Their problem with Jeanne was exacerbated when Ed's kids found that he willed most of his multi-million-dollar fortune to her. In his will, Ed criticized his kids for being hard on Jeanne, being frivolous with their money and taking no initiative to better their own lives. Ironically, prior to his death, Ed contemplated cutting the kids completely out of his will but at Jeanne's insistence he decided to leave them what some would consider a small token of the total value of his assets. He stated in his will that none of them earned their inheritance so they should be happy with whatever he decided to leave them, which was $260,000 each plus a $3.9 million trust fund that could only be collected and split only after Jeanne's death.
Jeanne, on the other hand, received assets worth more than $8 million plus the interest generated by the kid's trust fund totaling around $400,000 a year. According to Rubin, what Ed's kids likely found most "vexing" was that "they would have to pay taxesabout 50% before they saw a cent of what remained" of their trust fund. Over the following years, Prissy, Hap and Cricket launched four lawsuits against Jeanne to try and get a hold of the money they believed was rightfully theirs. However, Ed's demands prevailed and the kids lost each lawsuit, which additionally cost them hundreds of thousands of dollars in legal fees. They also had to pay Jeanne back for her legal costs.
Jeanne, who repeatedly tried to repair the relationship with her stepchildren throughout her marriage with Ed, was undoubtedly hurt by what she believed to be ruthless attacks against her. Yet, she was most upset by what the kids did directly after Ed's death. When she went to retrieve his ashes from the mortuary, she allegedly discovered that they had taken her husband's ashes without telling her. They apparently divided his remains up amongst one another, some of which were scattered in undisclosed locations. Jeanne was devastated and severed all contact with the kids thereafter.
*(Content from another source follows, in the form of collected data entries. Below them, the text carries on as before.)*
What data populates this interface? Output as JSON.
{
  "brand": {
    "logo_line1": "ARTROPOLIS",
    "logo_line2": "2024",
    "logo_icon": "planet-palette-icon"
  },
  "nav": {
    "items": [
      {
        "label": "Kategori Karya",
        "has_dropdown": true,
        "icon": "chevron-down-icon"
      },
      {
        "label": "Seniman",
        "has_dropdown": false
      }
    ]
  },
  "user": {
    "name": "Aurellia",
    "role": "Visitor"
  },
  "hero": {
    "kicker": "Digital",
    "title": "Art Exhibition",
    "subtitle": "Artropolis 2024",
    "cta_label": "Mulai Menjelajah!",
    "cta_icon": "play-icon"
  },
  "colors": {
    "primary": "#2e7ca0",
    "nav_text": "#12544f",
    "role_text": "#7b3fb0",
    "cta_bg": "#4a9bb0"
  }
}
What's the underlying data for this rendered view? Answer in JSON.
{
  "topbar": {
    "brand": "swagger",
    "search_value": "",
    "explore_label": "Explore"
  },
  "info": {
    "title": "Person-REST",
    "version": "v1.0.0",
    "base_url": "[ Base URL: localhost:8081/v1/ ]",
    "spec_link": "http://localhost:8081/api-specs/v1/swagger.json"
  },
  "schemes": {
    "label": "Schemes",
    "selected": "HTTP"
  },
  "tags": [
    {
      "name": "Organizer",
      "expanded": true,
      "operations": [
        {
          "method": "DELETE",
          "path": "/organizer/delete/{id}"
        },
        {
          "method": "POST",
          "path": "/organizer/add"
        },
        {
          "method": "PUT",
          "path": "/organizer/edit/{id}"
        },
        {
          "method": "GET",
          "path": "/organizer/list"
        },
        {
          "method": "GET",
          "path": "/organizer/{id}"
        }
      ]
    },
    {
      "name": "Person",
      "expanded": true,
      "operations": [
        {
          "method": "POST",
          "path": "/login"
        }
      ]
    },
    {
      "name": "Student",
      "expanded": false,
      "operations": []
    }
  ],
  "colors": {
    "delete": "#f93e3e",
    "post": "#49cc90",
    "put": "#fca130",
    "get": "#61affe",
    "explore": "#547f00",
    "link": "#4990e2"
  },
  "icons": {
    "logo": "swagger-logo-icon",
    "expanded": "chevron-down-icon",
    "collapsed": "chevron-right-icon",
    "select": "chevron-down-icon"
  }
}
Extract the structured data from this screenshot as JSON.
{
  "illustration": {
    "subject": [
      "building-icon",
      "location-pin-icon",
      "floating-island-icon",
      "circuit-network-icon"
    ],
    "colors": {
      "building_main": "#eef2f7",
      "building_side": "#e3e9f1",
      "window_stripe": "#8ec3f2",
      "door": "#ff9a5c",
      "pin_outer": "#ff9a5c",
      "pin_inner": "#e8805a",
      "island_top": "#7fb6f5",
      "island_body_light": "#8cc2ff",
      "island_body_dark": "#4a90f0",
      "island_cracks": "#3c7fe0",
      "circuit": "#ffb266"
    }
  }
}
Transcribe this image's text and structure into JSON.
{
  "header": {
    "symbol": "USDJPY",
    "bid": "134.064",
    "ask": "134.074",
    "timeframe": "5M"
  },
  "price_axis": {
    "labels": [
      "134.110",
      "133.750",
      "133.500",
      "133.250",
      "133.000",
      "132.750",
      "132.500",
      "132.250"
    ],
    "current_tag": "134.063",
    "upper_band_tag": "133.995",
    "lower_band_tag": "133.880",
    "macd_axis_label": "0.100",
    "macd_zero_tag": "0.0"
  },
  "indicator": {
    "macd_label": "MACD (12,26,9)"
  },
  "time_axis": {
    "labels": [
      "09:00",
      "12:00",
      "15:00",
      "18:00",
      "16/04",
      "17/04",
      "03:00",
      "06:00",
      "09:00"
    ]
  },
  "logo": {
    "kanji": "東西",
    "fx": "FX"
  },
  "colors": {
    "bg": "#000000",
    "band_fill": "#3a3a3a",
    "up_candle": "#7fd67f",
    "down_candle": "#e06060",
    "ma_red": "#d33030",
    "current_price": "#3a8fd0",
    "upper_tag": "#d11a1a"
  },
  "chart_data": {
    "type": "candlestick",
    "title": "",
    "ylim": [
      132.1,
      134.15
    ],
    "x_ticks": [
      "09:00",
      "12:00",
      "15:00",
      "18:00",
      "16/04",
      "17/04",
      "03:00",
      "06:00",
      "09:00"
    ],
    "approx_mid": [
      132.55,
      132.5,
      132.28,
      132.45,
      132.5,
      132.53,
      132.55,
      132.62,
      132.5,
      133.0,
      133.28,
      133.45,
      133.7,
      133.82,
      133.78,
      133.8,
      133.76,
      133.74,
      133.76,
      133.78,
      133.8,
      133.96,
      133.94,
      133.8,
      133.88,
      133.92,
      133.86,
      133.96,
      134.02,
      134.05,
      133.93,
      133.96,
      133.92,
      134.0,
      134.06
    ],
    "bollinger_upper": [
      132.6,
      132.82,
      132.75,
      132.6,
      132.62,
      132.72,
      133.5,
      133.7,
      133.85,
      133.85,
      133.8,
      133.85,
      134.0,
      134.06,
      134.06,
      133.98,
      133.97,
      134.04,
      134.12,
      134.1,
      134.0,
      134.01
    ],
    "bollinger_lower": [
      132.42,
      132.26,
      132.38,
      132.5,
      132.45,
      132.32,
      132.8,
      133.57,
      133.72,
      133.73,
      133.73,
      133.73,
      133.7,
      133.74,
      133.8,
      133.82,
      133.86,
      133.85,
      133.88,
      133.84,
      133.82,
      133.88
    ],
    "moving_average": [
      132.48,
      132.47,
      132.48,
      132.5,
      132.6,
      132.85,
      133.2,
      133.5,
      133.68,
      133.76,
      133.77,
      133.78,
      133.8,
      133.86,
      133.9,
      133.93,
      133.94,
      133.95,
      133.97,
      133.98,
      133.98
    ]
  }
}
The behavior of Ed's kids especially that of Hap, described by Dunne as a "failed entrepreneur always in need of money," led investigators to suspect whether they might have in some way been involved in her murder. Despite their suspicions, detectives didn't have any evidence to substantiate their theory and Ed's kids all vehemently denied any involvement. Investigators were forced to look elsewhere, focusing instead on Jeanne's new boyfriend named Eddie, who was married. They also looked at her boyfriend's irate wife, as well as Jeanne's daughter, Deborah Nolan-Luster who was the sole beneficiary of a $2.7 million life insurance policy Jeanne took out months before her death. Notwithstanding the potential suspects' possible motives, all of them had alibis, none of their fingerprints matched those at the crime scene, and none could be tied to the murder.